Review Summary: Bear vs. Shark fans rejoice in the return of Mark Paffi, as Bars of Gold's debut is a fine album in the vein of a grown up BVS.
Hype is everything in entertainment. With music, movies, and tv, nothing is better than a good, positive buzz leading up to the release. Whether it be because of the people involved, the clips and trailers, or critics' reviews, the hype created can be just as important as the product inself. In the case of Bars of Gold, they have all three.
Bars of Gold's Of Gold is possibly the most highly anticipated album that many of you haven't heard of this year. The reason for this is simple; look at a anything written about the band and you will surely see the words "ex Bear vs. Shark." As soon as it was known that former Bear vs. Shark vocalist Marc Paffi was involved, an entire cult fanbase was reduced to a bunch of giddy, giggling fangirls. Anticipation and expectations skyrocketed. Then came the singles on myspace, most notably "The Hustle." Everything we heard leading up to the release was great, and now, Of Gold is here.
Of Gold, while containing some stylistic differences from Bear vs. Shark's releases, has plenty of Paffi's signature vocals and general musical nuttiness to elate any BVS fan. Indeed, the album has the feel of a grown up Bear vs. Shark. Paffi's easily recognizable bark is often the highlight, to no one's surprise. It is as powerful as ever, and demands that you get up and move. Able to handle just about everything, from the more melodic turns on "............." to the shouting style he employs so well, Paffi vocals have only gotten better over the past six years.
This album is, first and foremost, a lot of fun. The fun and afore-mentioned general music nuttinessis are immediately evident. Album opener "Boss Level" lives up to it's title, as the bouncy bass and happy electronic beats wouldn't be too out of place if they were played as Mario saved Peach. Each track has an element of this, whether it be the odd lyrics and bird-imitating guitar falsetto on "Birds" or the vocal bursts on "Heaven Has A Heater."
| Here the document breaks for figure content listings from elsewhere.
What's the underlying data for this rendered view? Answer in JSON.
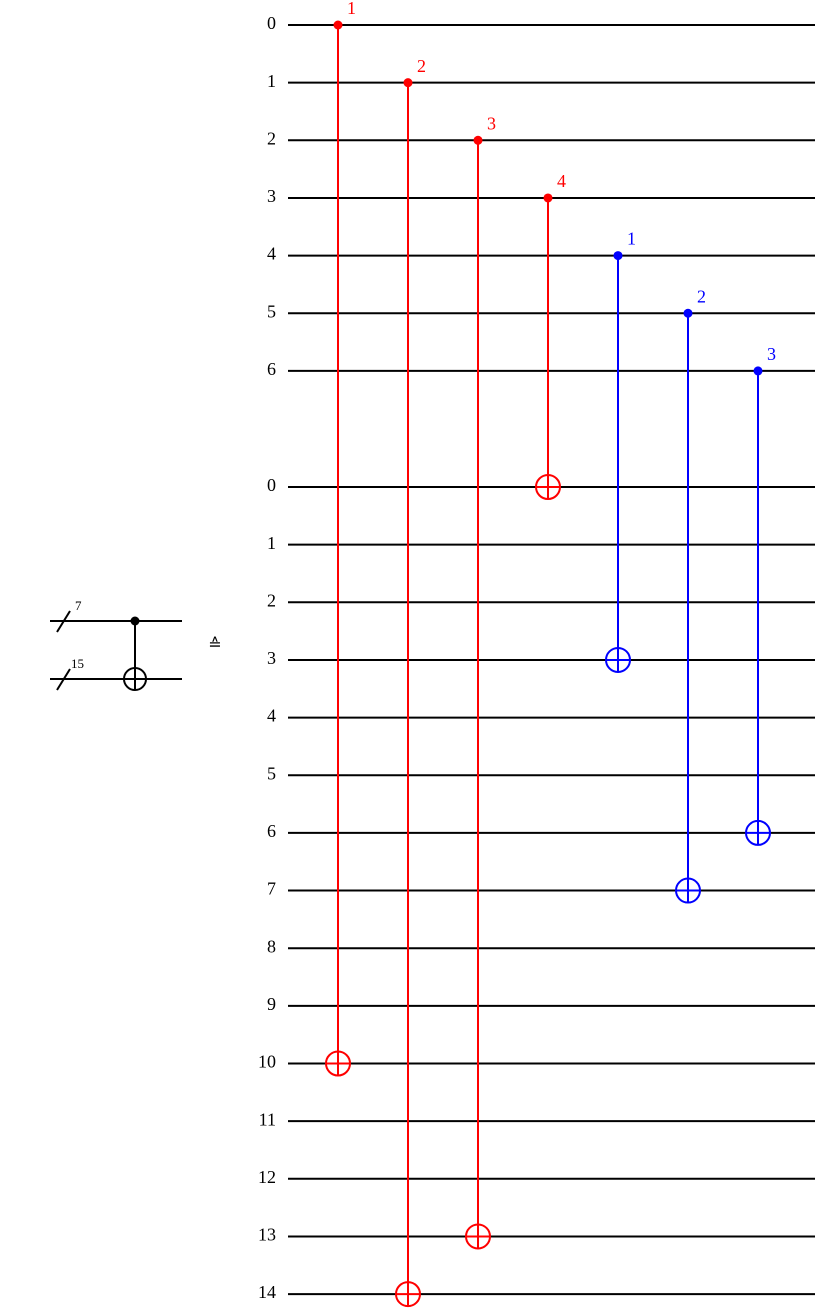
{
  "left_circuit": {
    "register_sizes": [
      7,
      15
    ]
  },
  "equivalence_symbol": "≙",
  "registers": [
    {
      "wires": [
        0,
        1,
        2,
        3,
        4,
        5,
        6
      ]
    },
    {
      "wires": [
        0,
        1,
        2,
        3,
        4,
        5,
        6,
        7,
        8,
        9,
        10,
        11,
        12,
        13,
        14
      ]
    }
  ],
  "gates": [
    {
      "label": 1,
      "control_wire": 0,
      "target_wire": 10,
      "color": "#ff0000"
    },
    {
      "label": 2,
      "control_wire": 1,
      "target_wire": 14,
      "color": "#ff0000"
    },
    {
      "label": 3,
      "control_wire": 2,
      "target_wire": 13,
      "color": "#ff0000"
    },
    {
      "label": 4,
      "control_wire": 3,
      "target_wire": 0,
      "color": "#ff0000"
    },
    {
      "label": 1,
      "control_wire": 4,
      "target_wire": 3,
      "color": "#0000ff"
    },
    {
      "label": 2,
      "control_wire": 5,
      "target_wire": 7,
      "color": "#0000ff"
    },
    {
      "label": 3,
      "control_wire": 6,
      "target_wire": 6,
      "color": "#0000ff"
    }
  ]
}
Bars of Gold do just about everything well here though, not just the fun quirks. The drumming throughout is impressive and highlights almost every song. The guitar work on "Up, Up, Up" pulses through you as Paffi's quick vocals are at their movement-inspiring best. Following it is the rather straight-forward, ballad-esque "Cannibals," whcih is an excellent finale. It channels some deeper emotion while recapturing your attention with the dominant drumming of the other former BVS member, Brandon Moss.
The highlight of the album is doubtlessly "The Hustle." Marching deliberately forward, paced by loud drums that give it focus, while a plucky banjo and some vocal sliding help it maintain the fun feel of the rest of the album. Pushing it up a notch is the sudden pause of everything but drums, before it reescalates into an excellent final burst.
Of Gold may not be one of the best albums of the year, but it really doesn't have to be. It is an excellent, incredibly fun debut from the band, and more than meets the expectations of those who have been waiting a long time for it. With songs built by dominant drumming, smooth bass, varied guitar play and catchy riffs, and a vocal performance every fan will love, Bars of Gold have crafted an album that will dominate many 'favorites' lists at year's end.